Exercise programme with telephone follow-up for people with hand osteoarthritis – protocol for a randomised controlled trial
1 National Advisory Unit on Rehabilitation in Rheumatology, Diakonhjemmet Hospital, Oslo, PO Box 23 Vindern, N-0319 Oslo, Norway
2 Department of Health Sciences, Institute of Health and Society, Faculty of Medicine, University of Oslo, Oslo, Norway
3 FORMI (Communication Unit for Musculoskeletal Disorders), Division for Surgery and Neurology, Oslo University Hospital, Ullevål, Olso, Norway
4 Department of Health Management and Health Economics, Institute of Health and Society, Faculty of Medicine, University of Oslo, Oslo, Norway
BMC Musculoskeletal Disorders 2014, 15:82 doi:10.1186/1471-2474-15-82Published: 14 March 2014
Hand osteoarthritis (OA) is one of the most prevalent musculoskeletal diseases in an adult population and may have a large influence on an individual’s functioning, health-related quality of life and participation in society.
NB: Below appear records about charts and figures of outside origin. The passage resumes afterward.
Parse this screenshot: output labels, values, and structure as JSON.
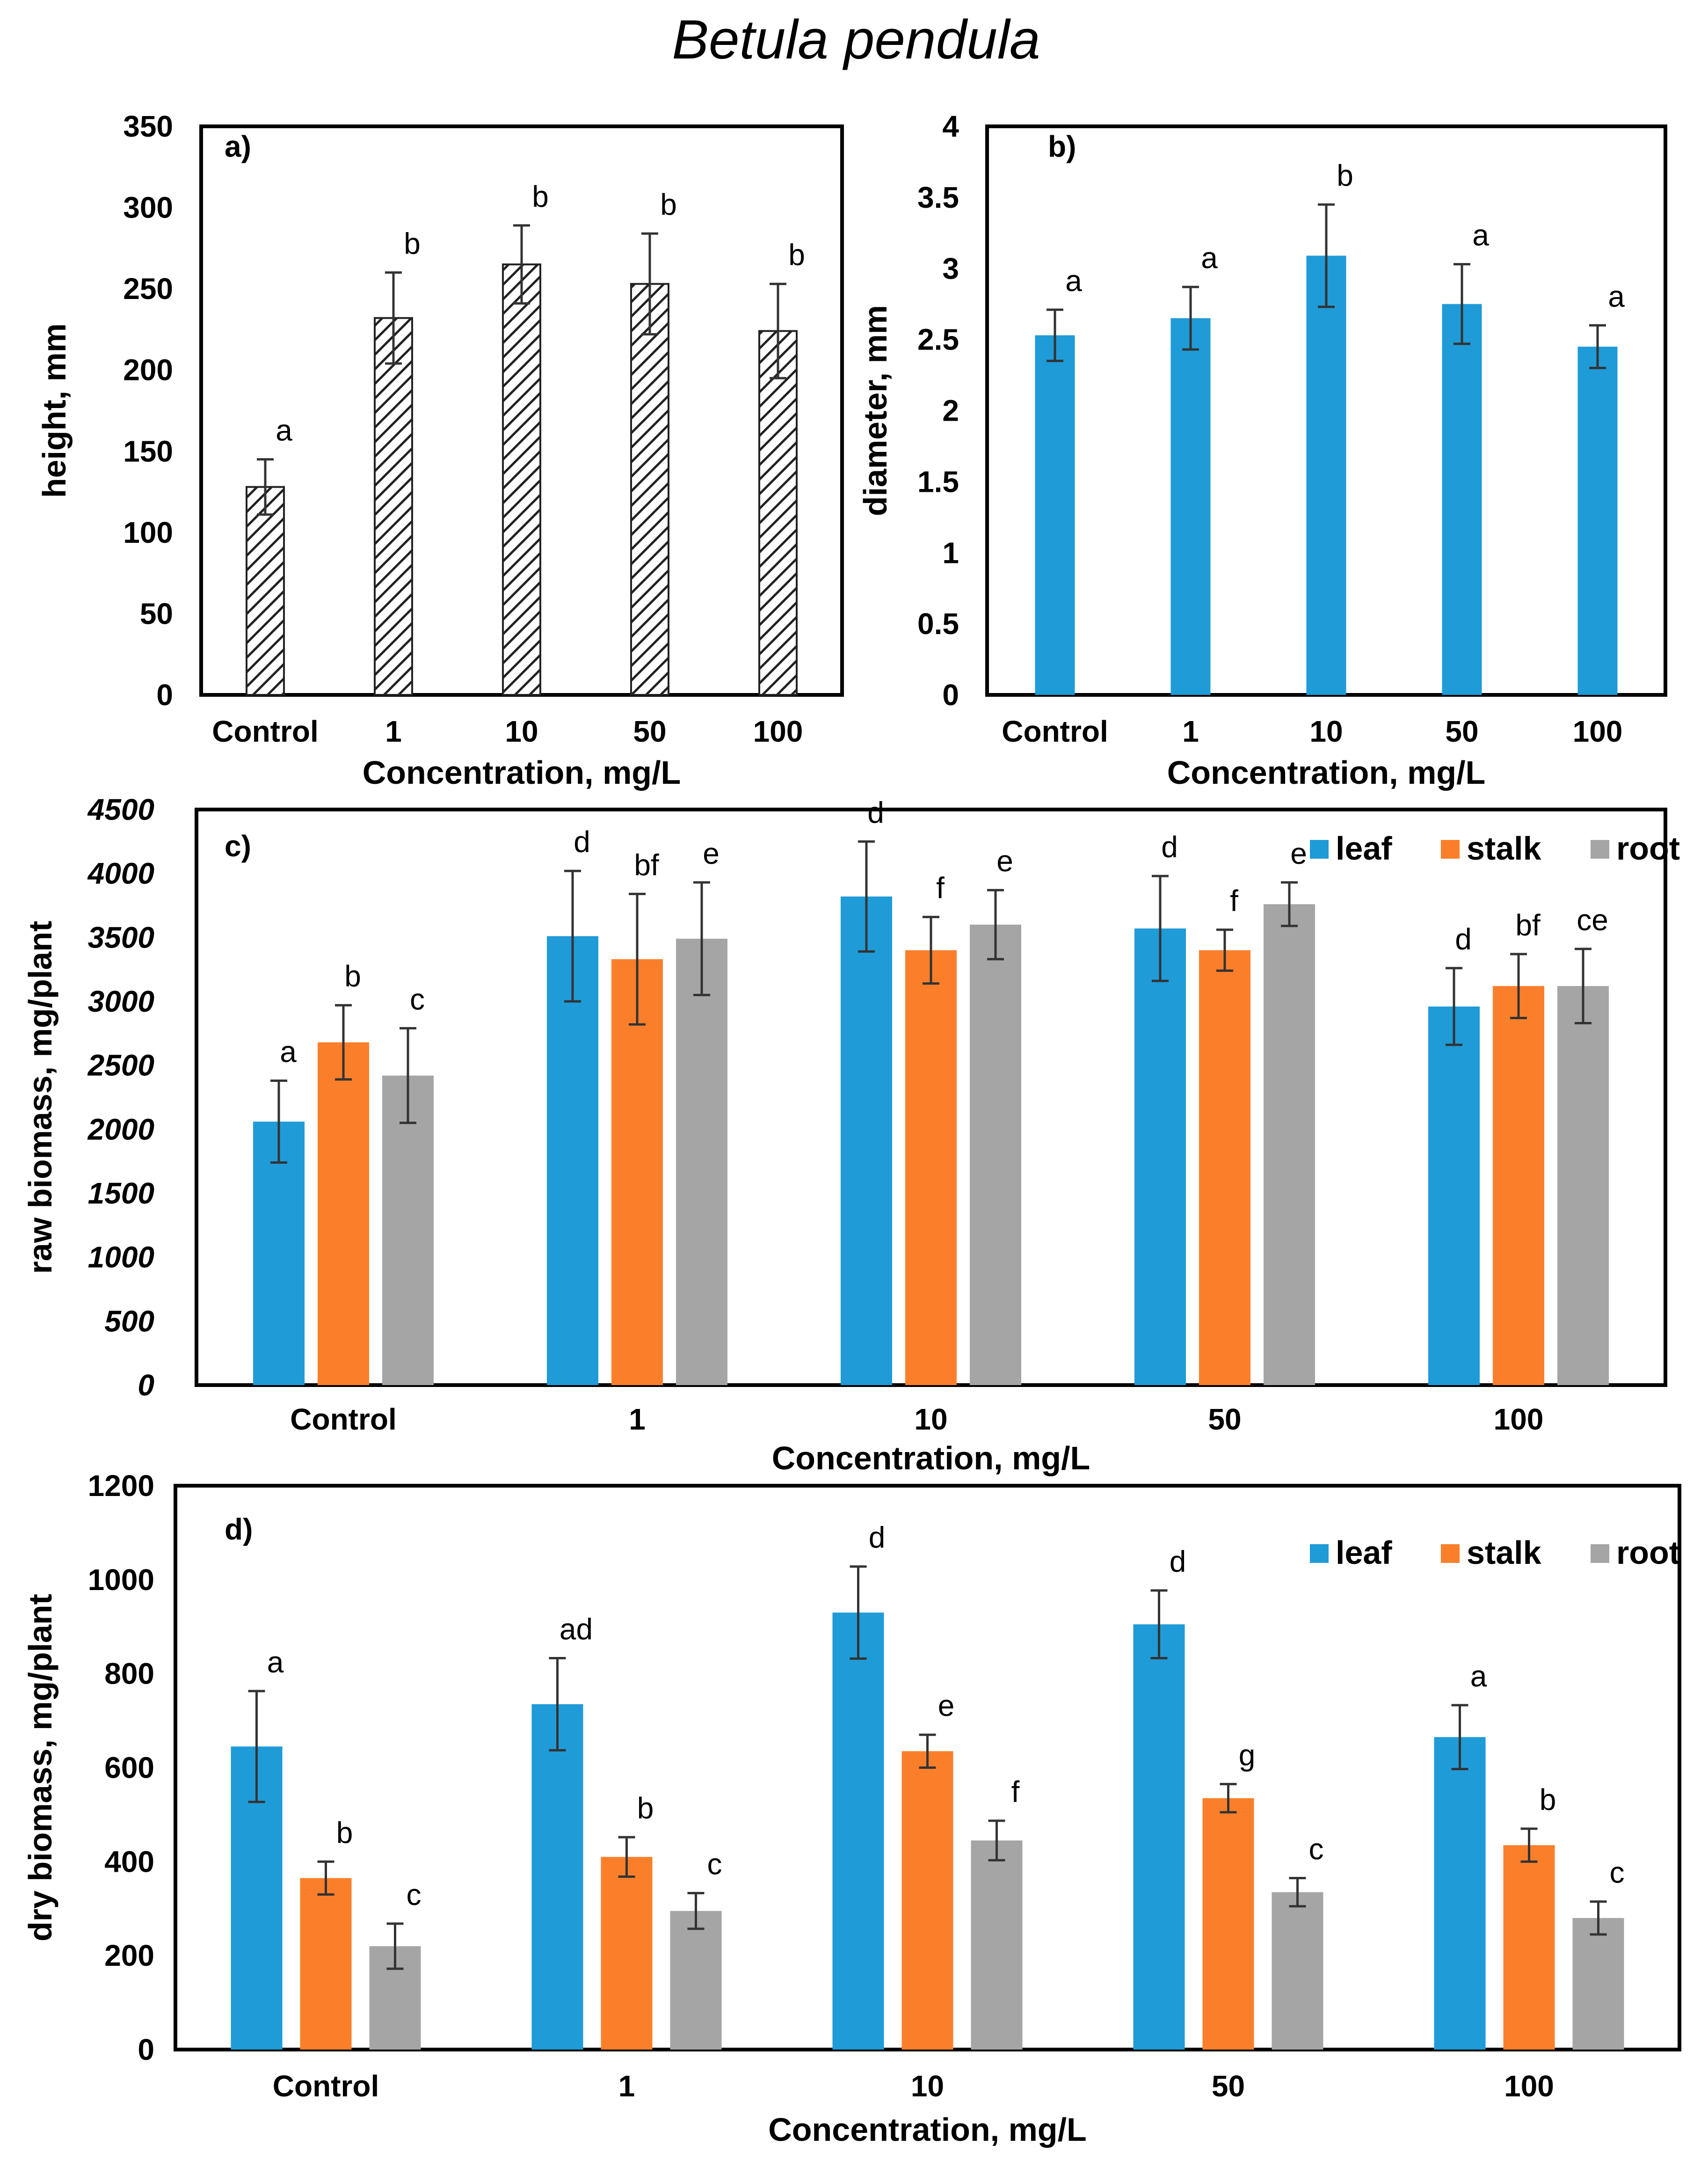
{
  "figure_title": "Betula pendula",
  "colors": {
    "leaf": "#1f9bd7",
    "stalk": "#fb7f2b",
    "root": "#a5a5a5",
    "hatch_stroke": "#222222",
    "axis": "#000000"
  },
  "chart_data": [
    {
      "id": "a",
      "type": "bar",
      "panel_label": "a)",
      "title": "",
      "xlabel": "Concentration, mg/L",
      "ylabel": "height, mm",
      "categories": [
        "Control",
        "1",
        "10",
        "50",
        "100"
      ],
      "ylim": [
        0,
        350
      ],
      "yticks": [
        0,
        50,
        100,
        150,
        200,
        250,
        300,
        350
      ],
      "ytick_labels": [
        "0",
        "50",
        "100",
        "150",
        "200",
        "250",
        "300",
        "350"
      ],
      "grid": false,
      "bar_style": "hatched",
      "series": [
        {
          "name": "height",
          "values": [
            128,
            232,
            265,
            253,
            224
          ],
          "errors": [
            17,
            28,
            24,
            31,
            29
          ],
          "letters": [
            "a",
            "b",
            "b",
            "b",
            "b"
          ]
        }
      ]
    },
    {
      "id": "b",
      "type": "bar",
      "panel_label": "b)",
      "title": "",
      "xlabel": "Concentration, mg/L",
      "ylabel": "diameter, mm",
      "categories": [
        "Control",
        "1",
        "10",
        "50",
        "100"
      ],
      "ylim": [
        0,
        4
      ],
      "yticks": [
        0,
        0.5,
        1,
        1.5,
        2,
        2.5,
        3,
        3.5,
        4
      ],
      "ytick_labels": [
        "0",
        "0.5",
        "1",
        "1.5",
        "2",
        "2.5",
        "3",
        "3.5",
        "4"
      ],
      "grid": false,
      "bar_style": "solid",
      "series": [
        {
          "name": "diameter",
          "values": [
            2.53,
            2.65,
            3.09,
            2.75,
            2.45
          ],
          "errors": [
            0.18,
            0.22,
            0.36,
            0.28,
            0.15
          ],
          "letters": [
            "a",
            "a",
            "b",
            "a",
            "a"
          ]
        }
      ]
    },
    {
      "id": "c",
      "type": "bar",
      "panel_label": "c)",
      "title": "",
      "xlabel": "Concentration, mg/L",
      "ylabel": "raw biomass, mg/plant",
      "categories": [
        "Control",
        "1",
        "10",
        "50",
        "100"
      ],
      "ylim": [
        0,
        4500
      ],
      "yticks": [
        0,
        500,
        1000,
        1500,
        2000,
        2500,
        3000,
        3500,
        4000,
        4500
      ],
      "ytick_labels": [
        "0",
        "500",
        "1000",
        "1500",
        "2000",
        "2500",
        "3000",
        "3500",
        "4000",
        "4500"
      ],
      "ytick_italic": true,
      "grid": false,
      "legend": "top-right",
      "series": [
        {
          "name": "leaf",
          "values": [
            2060,
            3510,
            3820,
            3570,
            2960
          ],
          "errors": [
            320,
            510,
            430,
            410,
            300
          ],
          "letters": [
            "a",
            "d",
            "d",
            "d",
            "d"
          ]
        },
        {
          "name": "stalk",
          "values": [
            2680,
            3330,
            3400,
            3400,
            3120
          ],
          "errors": [
            290,
            510,
            260,
            160,
            250
          ],
          "letters": [
            "b",
            "bf",
            "f",
            "f",
            "bf"
          ]
        },
        {
          "name": "root",
          "values": [
            2420,
            3490,
            3600,
            3760,
            3120
          ],
          "errors": [
            370,
            440,
            270,
            170,
            290
          ],
          "letters": [
            "c",
            "e",
            "e",
            "e",
            "ce"
          ]
        }
      ]
    },
    {
      "id": "d",
      "type": "bar",
      "panel_label": "d)",
      "title": "",
      "xlabel": "Concentration, mg/L",
      "ylabel": "dry biomass, mg/plant",
      "categories": [
        "Control",
        "1",
        "10",
        "50",
        "100"
      ],
      "ylim": [
        0,
        1200
      ],
      "yticks": [
        0,
        200,
        400,
        600,
        800,
        1000,
        1200
      ],
      "ytick_labels": [
        "0",
        "200",
        "400",
        "600",
        "800",
        "1000",
        "1200"
      ],
      "grid": false,
      "legend": "top-right",
      "series": [
        {
          "name": "leaf",
          "values": [
            645,
            735,
            930,
            905,
            665
          ],
          "errors": [
            118,
            98,
            98,
            72,
            68
          ],
          "letters": [
            "a",
            "ad",
            "d",
            "d",
            "a"
          ]
        },
        {
          "name": "stalk",
          "values": [
            365,
            410,
            635,
            535,
            435
          ],
          "errors": [
            35,
            42,
            35,
            30,
            35
          ],
          "letters": [
            "b",
            "b",
            "e",
            "g",
            "b"
          ]
        },
        {
          "name": "root",
          "values": [
            220,
            295,
            445,
            335,
            280
          ],
          "errors": [
            48,
            38,
            42,
            30,
            35
          ],
          "letters": [
            "c",
            "c",
            "f",
            "c",
            "c"
          ]
        }
      ]
    }
  ]
}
Several studies have demonstrated that exercises may reduce pain and improve functioning in people with knee OA, with a similar effect suggested for hip OA. For hand OA, available research is very limited and shows conflicting results, and high-quality randomised controlled trials are warranted.
This paper outlines the protocol for a randomised controlled trial that aims to determine the effect of an exercise intervention on self-reported hand activity performance in people with hand OA.
Participants with physician-confirmed hand OA according to the ACR clinical criteria are being recruited from two Norwegian OA cohorts: the population-based “Musculoskeletal pain in Ullensaker Study” (MUST) OA cohort, and the hospital-based Oslo Hand OA cohort. Participants are randomised into an intervention- or control group. The control group receives “usual care”, whereas the intervention group receives a 12-week exercise intervention. The intervention group attends four group sessions and is instructed to perform the exercise program three times a week at home. Adherence will be captured using self-report. During the eight weeks with no group sessions, the intervention group receives a weekly telephone call. The assessments and group sessions are being conducted locally in Ullensaker Municipality and at Diakonhjemmet Hospital, Oslo. Outcomes are collected at baseline, and at 3 and 6 months. The primary outcome measure is self-reported hand activity performance at 3 months post-randomisation, as measured by the Functional Index for Hand Osteoarthritis (FIHOA); and a patient-generated measure of disability, the Patient-Specific Functional Scale (PSFS). Secondary outcome measures are self-reported OA symptoms (e.g. pain, stiffness and fatigue), the Patient Global Assessment of disease activity, measured hand function (e.g. grip strength, thumb web space and hand dexterity) and health-related quality of life. Cost-utility and cost-effectiveness analyses will be conducted.
This study will contribute to the knowledge on both the effect and resource use of an exercise programme with telephone follow-up on self-reported hand activity performance among people with hand OA.
The trial is registered at ClinicalTrials.gov with registration number: NCT01245842.